Auch die Improvisations-Comedy "Schillerstraße" - wie "Genial daneben" ein Format aus dem Hause Hurricane - steigt auf und läuft ab Januar mit doppelter Sendezeit in der Primetime. In der werberelevanten Zielgruppe erreichte die Sitcom mit Cordula Stratmann einen beachtlichen Marktanteil von 17,6%. Durchschnittlich 1,91 Millionen 14-49jährige schalteten ein, wenn Spielleiter Georg Uecker Comedians wie Dirk Bach, Annette Frier und Martin "Maddin" Schneider nach seiner Pfeife tanzen ließ. Entwickelt wurde die "Schillerstraße" übrigens von Maike Tatzig - dem einen oder anderen vielleicht noch als Moderatorin von "Big Brother - Das Quiz" in Erinnerung.

Special an Neujahr

Eingeweiht wird der neue Sendeplatz bereits am kommenden Samstag mit einem einstündigen Neujahrsspecial.

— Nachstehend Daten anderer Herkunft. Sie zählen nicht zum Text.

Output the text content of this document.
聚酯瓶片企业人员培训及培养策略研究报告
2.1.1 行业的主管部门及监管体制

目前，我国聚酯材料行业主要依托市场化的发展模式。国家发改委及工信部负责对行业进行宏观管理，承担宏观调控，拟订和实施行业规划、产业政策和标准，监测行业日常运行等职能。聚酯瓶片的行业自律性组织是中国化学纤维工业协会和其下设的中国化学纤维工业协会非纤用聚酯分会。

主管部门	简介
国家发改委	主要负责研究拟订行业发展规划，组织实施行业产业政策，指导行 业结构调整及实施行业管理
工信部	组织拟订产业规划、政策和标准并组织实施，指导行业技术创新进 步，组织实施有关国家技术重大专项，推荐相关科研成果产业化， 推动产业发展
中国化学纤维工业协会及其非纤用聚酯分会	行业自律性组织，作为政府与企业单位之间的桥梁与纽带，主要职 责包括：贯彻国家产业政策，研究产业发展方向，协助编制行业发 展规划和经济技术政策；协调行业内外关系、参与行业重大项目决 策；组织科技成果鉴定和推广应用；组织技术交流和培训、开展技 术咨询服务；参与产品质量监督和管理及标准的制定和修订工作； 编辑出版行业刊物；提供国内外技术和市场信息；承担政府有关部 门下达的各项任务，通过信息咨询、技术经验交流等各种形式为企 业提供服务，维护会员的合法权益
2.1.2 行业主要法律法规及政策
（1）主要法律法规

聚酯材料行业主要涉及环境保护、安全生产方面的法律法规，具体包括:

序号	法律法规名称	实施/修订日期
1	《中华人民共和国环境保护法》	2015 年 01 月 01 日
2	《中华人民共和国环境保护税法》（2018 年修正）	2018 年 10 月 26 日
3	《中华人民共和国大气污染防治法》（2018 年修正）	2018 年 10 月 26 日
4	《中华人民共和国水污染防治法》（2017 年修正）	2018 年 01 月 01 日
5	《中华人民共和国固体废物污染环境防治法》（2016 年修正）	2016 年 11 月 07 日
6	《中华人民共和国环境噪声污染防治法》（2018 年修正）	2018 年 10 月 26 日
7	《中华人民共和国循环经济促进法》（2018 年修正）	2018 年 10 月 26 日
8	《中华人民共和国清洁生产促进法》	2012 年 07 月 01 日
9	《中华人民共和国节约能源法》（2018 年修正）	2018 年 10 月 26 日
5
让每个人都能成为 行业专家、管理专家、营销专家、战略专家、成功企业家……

Bei der Aufzeichnung in den MMC-Studios in Hürth-Kalscheuren war dem gesamten Team die Freude über den Erfolg anzumerken. "Nach zwanzig Jahren in diesem Gewerbe endlich Primetime!" begrüßt Spielleiter Georg Uecker das bunt gemischte Publikum.

Viel Freizeit scheint Lindenstraßen-Doktor Uecker derzeit nicht zu haben: "Tagsüber bei Mutter Beimer ein paar Abstriche machen und abends Schillerstraße. Das ist momentan mein Leben", lässt der Spielleiter das Publikum wissen und verschwindet hinter sein Pult, von wo aus er die Mitwirkenden der Sendung mit Anweisungen wie "Ralf, du hast seit 72 Stunden nicht mehr geschlafen" oder "Martin, du willst 2005 in die Politik gehen" steuert.

Kein Witz aus der Konserve

Darüber hinaus gibt es für die Darsteller in der "Schillerstraße" kein Script. Lediglich der Rahmen der Handlung ist bekannt: Die fünf Comedians treffen sich zu Neujahr in Cordulas Wohnung, um die gestrigen Sylvester-Feiern Revue passieren zu lassen. Was passiert, passiert spontan. Der große Vorteil der Sendung - kein Script, keine festgelegte Handlung - kann allerdings bei einer ausgeweiteteten Brutto-Spielzeit von nunmehr einer Stunde schnell zum Nachteil werden.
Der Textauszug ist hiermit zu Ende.